The sharing of so-called “deepfake porn” should be made illegal in the UK, according to a government-backed review which warned current laws do not go far enough to cover “disturbing and abusive new behaviours born in the smartphone era”.

The Law Commission on Thursday laid out a series of recommendations relating to deepfake porn, where computers generate realistic but fake sexualised images or video content of an individual without their consent.

The independent body, which looks at whether legislation needs to be overhauled, has been reviewing existing laws on the non-consensual taking, making and sharing of intimate images since 2019.

There is currently no single criminal offence in England and Wales that applies to non-consensual intimate images.
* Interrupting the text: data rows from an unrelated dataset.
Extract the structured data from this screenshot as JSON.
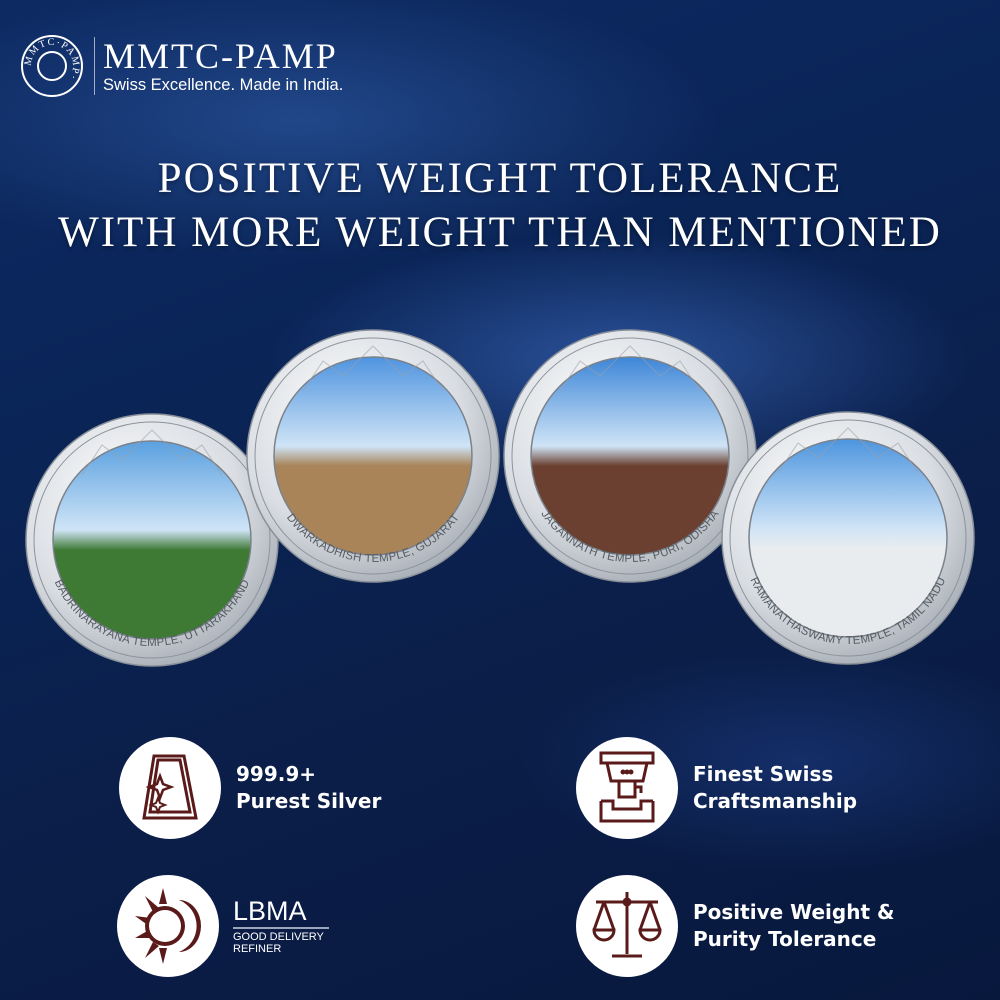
{
  "logo": {
    "brand": "MMTC-PAMP",
    "tagline": "Swiss Excellence. Made in India.",
    "seal_text": "MMTC·PAMP·"
  },
  "headline": {
    "line1": "POSITIVE WEIGHT TOLERANCE",
    "line2": "WITH MORE WEIGHT THAN MENTIONED"
  },
  "coins": [
    {
      "label": "BADRINARAYANA TEMPLE, UTTARAKHAND",
      "sky": "#5aa0e0",
      "ground": "#3f7a35"
    },
    {
      "label": "DWARKADHISH TEMPLE, GUJARAT",
      "sky": "#4f94e0",
      "ground": "#a88458"
    },
    {
      "label": "JAGANNATH TEMPLE, PURI, ODISHA",
      "sky": "#3d86d8",
      "ground": "#6b4030"
    },
    {
      "label": "RAMANATHASWAMY TEMPLE, TAMIL NADU",
      "sky": "#4d95df",
      "ground": "#e8ecef"
    }
  ],
  "features": [
    {
      "icon": "silver-bar-icon",
      "line1": "999.9+",
      "line2": "Purest Silver"
    },
    {
      "icon": "minting-press-icon",
      "line1": "Finest Swiss",
      "line2": "Craftsmanship"
    },
    {
      "icon": "lbma-sun-icon",
      "title": "LBMA",
      "sub1": "GOOD DELIVERY",
      "sub2": "REFINER"
    },
    {
      "icon": "scales-icon",
      "line1": "Positive Weight &",
      "line2": "Purity Tolerance"
    }
  ],
  "colors": {
    "icon_color": "#5a1a1a",
    "background": "#0b1f4a"
  }
}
The report proposes widening the motivations behind these crimes to include things like financial gain, as well as extending automatic anonymity to all victims of intimate image abuse.

Only victims of voyeurism and upskirting are provided with these protections under existing law and prosecutors must prove the perpetrators acted to cause distress or for sexual gratification.

The review comes as advances in deep learning have meant that deepfakes are increasingly available online and cheap to use, with fake videos of politicians and celebrities proliferating on the internet.

The use of these tools in porn, where often a person’s face is superimposed on to a porn actor’s body in a video, has led the Department for Digital, Culture, Media and Sport select committee as well as campaign groups to call for it to be criminalised.

“Altered intimate images are almost always shared without consent,” said Professor Penney Lewis, the law commissioner for criminal law. “[They] often cause the same amount of harm as unaltered intimate images shared without consent.”

The phenomenon has “dramatic under-reporting” as victims do not have anonymity under current laws, which “do not go far enough to cover disturbing and abusive new behaviours born in the smartphone era,” she added.

The review comes as the long-awaited Online Safety Bill makes its way through parliament. Many of the Law Commissions’ previous recommendations have already been added to the legislation, including criminalising revenge porn and cyberflashing, where an indecent image is shared without the recipient’s consent.

The Government said the Online Safety Bill “will force internet firms to protect people better from a range of image-based abuse — including deepfakes” and it will consider the proposals.

Companies including Twitter, Reddit and PornHub have already banned deepfake porn generated without the person’s consent. In the US, Virginia and California have also made it illegal, while Scotland has also made it illegal to distribute deepfake porn.

Last month the European Union also strengthened its disinformation rules to include deepfakes. Under a new EU code of practice, regulators can fine technology companies up to 6 per cent of their global turnover if they do not crack down on deepfakes.